Industrial and Provident Societies Act 1876
- Parliament of the United Kingdom
- Long title: An Act to consolidate and amend the Law relating to Industrial and Provident Societies.
- Citation: 39 & 40 Vict. c. 45
- Introduced by: Alexander Staveley Hill MP (Commons)
- Territorial extent: Great Britain; Ireland; Channel Islands;

Dates
- Royal assent: 11 August 1876
- Commencement: 11 August 1876
- Repealed: 1 January 1894

Other legislation
- Repeals/revokes: Industrial and Provident Societies Act 1862; Industrial and Provident Societies Act 1867; Industrial and Provident Societies Act 1871;
- Amended by: Statute Law Revision Act 1883; Summary Jurisdiction Act 1884; Friendly Society Act 1896;
- Repealed by: Industrial and Provident Societies Act 1893
- Relates to: Industrial and Provident Societies Act 1852; Industrial and Provident Societies Act 1862; Industrial and Provident Societies Act 1893; Industrial and Provident Societies Act 1965;

Status: Repealed

Text of statute as originally enacted

= Industrial and Provident Societies Act 1876 =

Act of the Parliament of the United Kingdom

The Industrial and Provident Societies Act 1876 (39 & 40 Vict. c. 45) was an act of the Parliament of the United Kingdom that consolidated and amended the law relating to industrial and provident societies.

== Background ==
The first legislation basis for industrial and provident societies was provided for by the Industrial and Provident Societies Partnership Act 1852 (15 & 16 Vict. c. 31). This legislation was subsequently amended by the Industrial and Provident Societies Act 1854 (17 & 18 Vict. c. 25) and the Industrial and Provident Societies Act 1856 (19 & 20 Vict. c. 40) to improve legal proceedings concerning societies formed under the act.
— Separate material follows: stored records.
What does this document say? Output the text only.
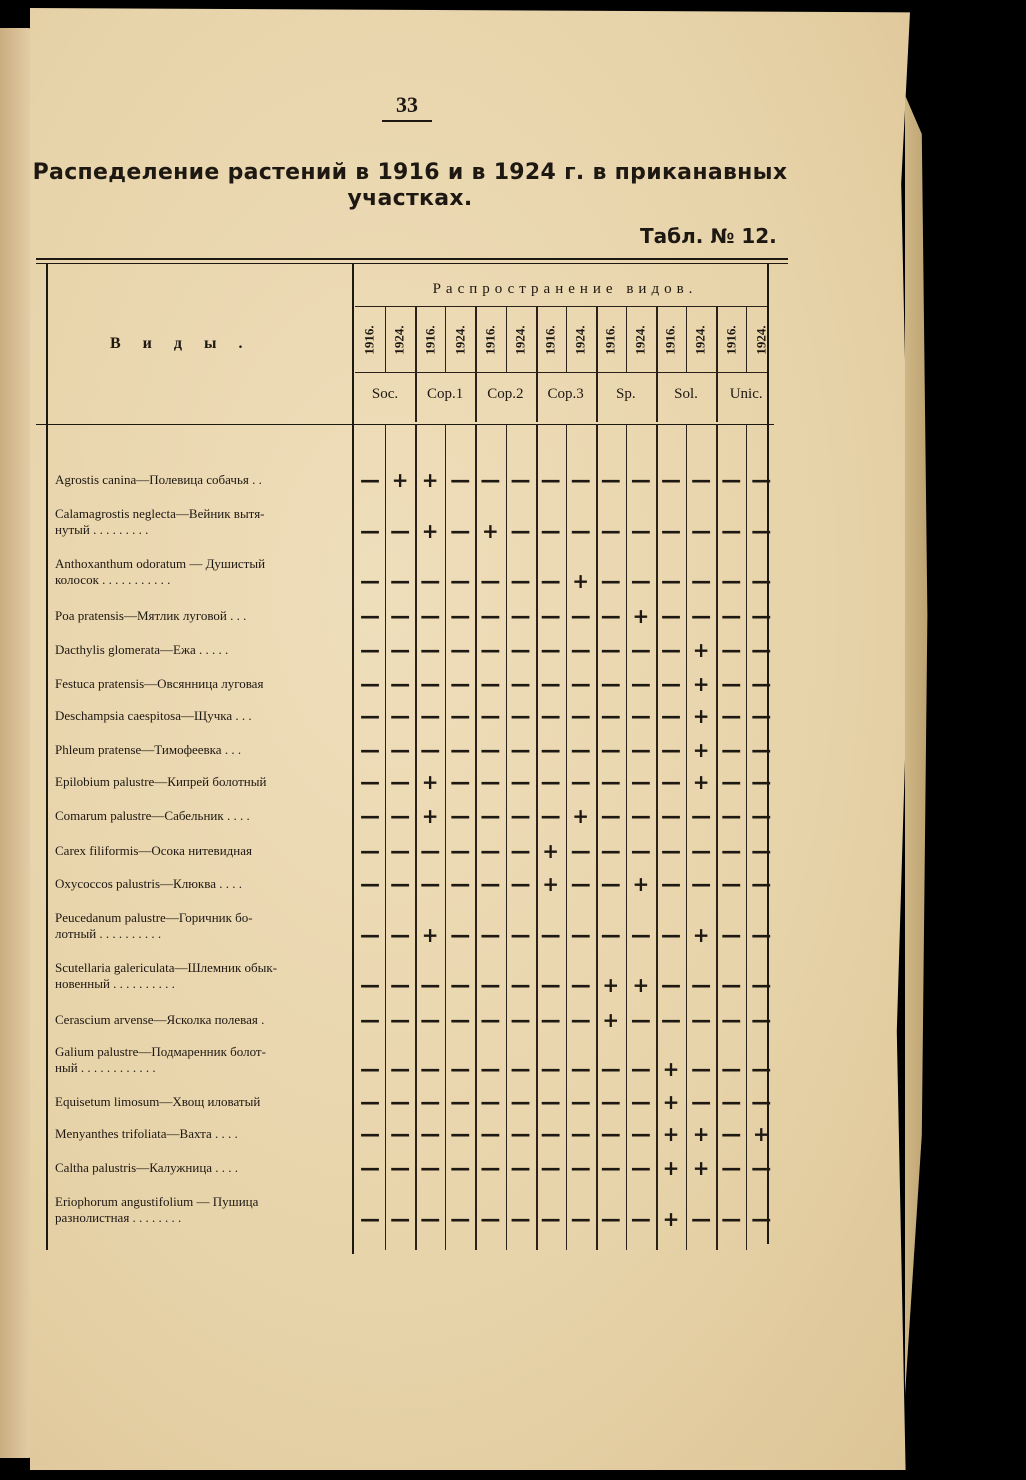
33
Распеделение растений в 1916 и в 1924 г. в приканавных
участках.
Табл. № 12.
Виды.
Распространение видов.
1916. 1924. 1916. 1924. 1916. 1924. 1916. 1924. 1916. 1924. 1916. 1924. 1916. 1924.
Soc.	Cop.1	Cop.2	Cop.3	Sp.	Sol.	Unic.
Agrostis canina—Полевица собачья . .	— + + — — — — — — — — — — —
Calamagrostis neglecta—Вейник вытя-
нутый . . . . . . . . .	— — + — + — — — — — — — — —
Anthoxanthum odoratum — Душистый
колосок . . . . . . . . . . .	— — — — — — — + — — — — — —
Poa pratensis—Мятлик луговой . . .	— — — — — — — — — + — — — —
Dacthylis glomerata—Ежа . . . . .	— — — — — — — — — — — + — —
Festuca pratensis—Овсянница луговая	— — — — — — — — — — — + — —
Deschampsia caespitosa—Щучка . . .	— — — — — — — — — — — + — —
Phleum pratense—Тимофеевка . . .	— — — — — — — — — — — + — —
Epilobium palustre—Кипрей болотный	— — + — — — — — — — — + — —
Comarum palustre—Сабельник . . . .	— — + — — — — + — — — — — —
Carex filiformis—Осока нитевидная	— — — — — — + — — — — — — —
Oxycoccos palustris—Клюква . . . .	— — — — — — + — — + — — — —
Peucedanum palustre—Горичник бо-
лотный . . . . . . . . . .	— — + — — — — — — — — + — —
Scutellaria galericulata—Шлемник обык-
новенный . . . . . . . . . .	— — — — — — — — + + — — — —
Cerascium arvense—Ясколка полевая .	— — — — — — — — + — — — — —
Galium palustre—Подмаренник болот-
ный . . . . . . . . . . . .	— — — — — — — — — — + — — —
Equisetum limosum—Хвощ иловатый	— — — — — — — — — — + — — —
Menyanthes trifoliata—Вахта . . . .	— — — — — — — — — — + + — +
Caltha palustris—Калужница . . . .	— — — — — — — — — — + + — —
Eriophorum angustifolium — Пушица
разнолистная . . . . . . . .	— — — — — — — — — — + — — —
Legislation relating to industrial and provident societies was subsequently amended and consolidated by the Industrial and Provident Societies Act 1862 (25 & 26 Vict. c. 87).

== Passage ==
Leave to bring in the Industrial and Provident Societies Bill to the House of Commons was granted to Alexander Staveley Hill , William Cowper-Temple and Benjamin Rodwell on 14 February 1876. The bill had its first reading in the House of Commons on 14 February 1876, presented by Alexander Staveley Hill . The bill had its second reading in the House of Commons on 23 February 1876 and was committed to a committee of the whole house, which met and reported on 29 May 1876, with amendments. The amended bill was re-committed to a committee of the whole house, which met on 10 May 1876 and reported on 13 May 1876, with amendments. The amended bill had its third reading in the House of Commons on 15 May 1876 and passed, without amendments.
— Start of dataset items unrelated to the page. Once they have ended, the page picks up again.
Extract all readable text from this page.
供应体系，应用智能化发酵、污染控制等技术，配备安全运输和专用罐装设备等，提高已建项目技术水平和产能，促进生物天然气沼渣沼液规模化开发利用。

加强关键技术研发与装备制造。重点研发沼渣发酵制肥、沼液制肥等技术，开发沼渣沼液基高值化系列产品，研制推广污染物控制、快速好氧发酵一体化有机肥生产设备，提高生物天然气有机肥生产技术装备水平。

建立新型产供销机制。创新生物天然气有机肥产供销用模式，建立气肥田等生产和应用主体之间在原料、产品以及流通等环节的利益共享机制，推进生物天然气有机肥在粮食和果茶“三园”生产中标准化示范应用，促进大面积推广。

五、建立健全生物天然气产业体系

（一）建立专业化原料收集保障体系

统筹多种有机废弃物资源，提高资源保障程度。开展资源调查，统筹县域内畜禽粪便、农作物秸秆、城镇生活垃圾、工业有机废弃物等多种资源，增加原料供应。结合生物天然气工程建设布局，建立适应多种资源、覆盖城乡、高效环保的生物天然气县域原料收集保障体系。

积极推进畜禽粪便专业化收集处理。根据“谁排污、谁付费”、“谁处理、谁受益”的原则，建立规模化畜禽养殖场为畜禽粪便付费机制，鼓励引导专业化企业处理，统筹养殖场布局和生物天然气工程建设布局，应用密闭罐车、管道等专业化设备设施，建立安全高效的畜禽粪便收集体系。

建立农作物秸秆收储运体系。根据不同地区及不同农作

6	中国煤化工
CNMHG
The bill had its first reading in the House of Lords on 16 May 1876. The bill had its second reading in the House of Lords on 20 June 1876 and was committed to a committee of the whole house, which met on 27 June 1876 and reported on 3 July 1876, with amendments. The amended bill had its third reading in the House of Lords on 7 July 1876 and passed, with amendments.

The amended bill was considered and agreed to by the House of Commons on 26 July 1876, with amendments, which were considered and agreed to by the House of Lords on 28 July 1876.

The bill was granted royal assent on 11 August 1876.

== Provisions ==
=== Repealed acts ===
Section 4 of the act repealed 3 enactments, listed in the first schedule to the act.

| Citation | Short title | Title | Extent of repeal |
|---|---|---|---|
| 25 & 26 Vict. c. 87 | Industrial and Provident Societies Act 1862 | An Act to consolidate and amend the Laws relating to Industrial and Provident Societies. | The whole act. |
| 30 & 31 Vict. c. 117 | Industrial and Provident Societies Act 1867 | An Act to amend the Industrial and Provident Societies Acts. | The whole act. |
| 34 & 35 Vict. c. 80 | Industrial and Provident Societies Act 1871 | An Act to explain and amend the Law relating to Industrial and Provident Societies. | The whole act. |

== Subsequent developments ==
The act was described as a Consolidation Act.

The whole act was repealed by the Industrial and Provident Societies Act 1893 (56 & 57 Vict. c. 39), which came into force on 1 January 1894.